Israeli army bulldozers pass buildings during a military operation in Nur Shams refugee camp, near the West Bank city of Tulkarem, 12 January 2026. (EPA)
Israeli army bulldozers pass buildings during a military operation in Nur Shams refugee camp, near the West Bank city of Tulkarem, 12 January 2026. (EPA)

Israeli authorities have ordered the demolition of a football field in a crowded refugee camp in the occupied West Bank, eliminating one of the few ​spaces where Palestinian children are able to run and play.

"If the field gets demolished, this will destroy our dreams and our future.
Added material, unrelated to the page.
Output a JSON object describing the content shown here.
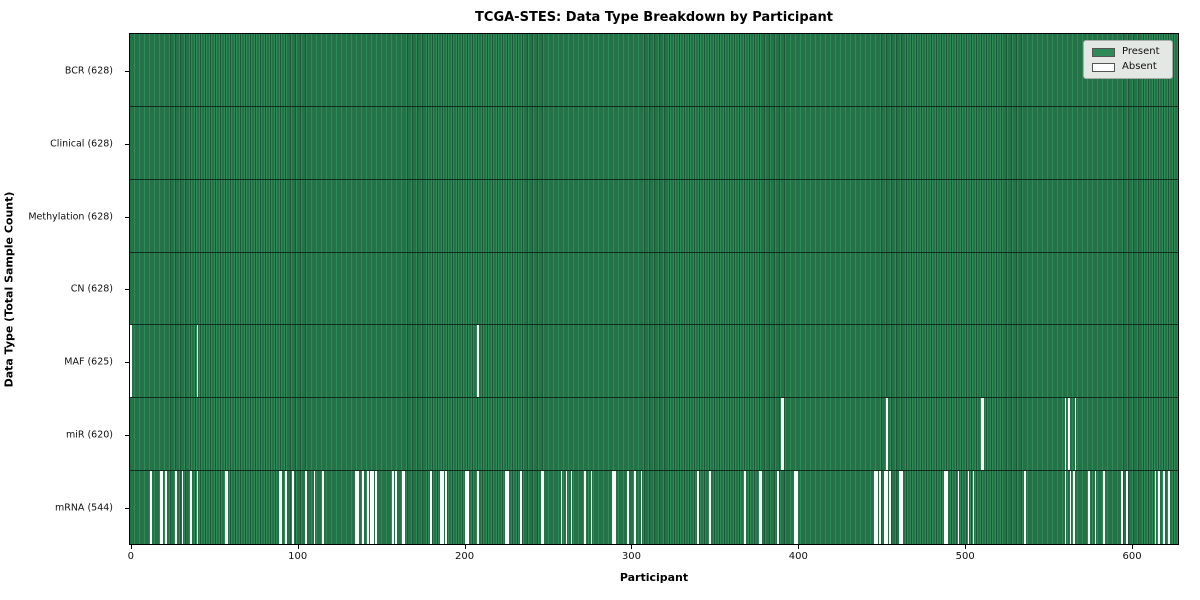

We cannot play any other place but this field, the camp does not have spaces," said Rital Sarhan, 13, who plays on a girls' soccer team in the Aida refugee camp near Bethlehem.

The Israeli military ‌issued a demolition ‌order for the field on ‌December ⁠31, ​saying ‌it was built illegally in an area that abuts the concrete barrier wall that Israel built in the West Bank.

"Along the security fence, a seizure order and a construction prohibition order are in effect; therefore, the construction in the area was carried out unlawfully," the Israeli military said in a statement.

Mohammad Abu ⁠Srour, an administrator at Aida Youth Center, which manages the field, said the ‌military gave them seven days to demolish ‍the field.

The Israeli military ‍often orders Palestinians to carry out demolitions themselves. If they ‍do not act, the military steps in to destroy the structure in question and then sends the Palestinians a bill for the costs.

According to Abu Srour, Israel's military told residents when delivering ​the demolition order that the football field represented a threat to the separation wall and to Israelis.

"I ⁠do not know how this is possible," he said.

Israeli demolitions have drawn widespread international criticism and coincide with heightened fears among Palestinians of an organized effort by Israel to formally annex the West Bank, the area seized by Israel in the 1967 Middle East war.

Israel accelerated demolitions in Palestinian refugee camps in early 2025, leading to the displacement of 32,000 residents of camps in the central and northern West Bank.

Human Rights Watch has called the demolitions a war crime. ‌Israel has said they are intended to disrupt militant activity.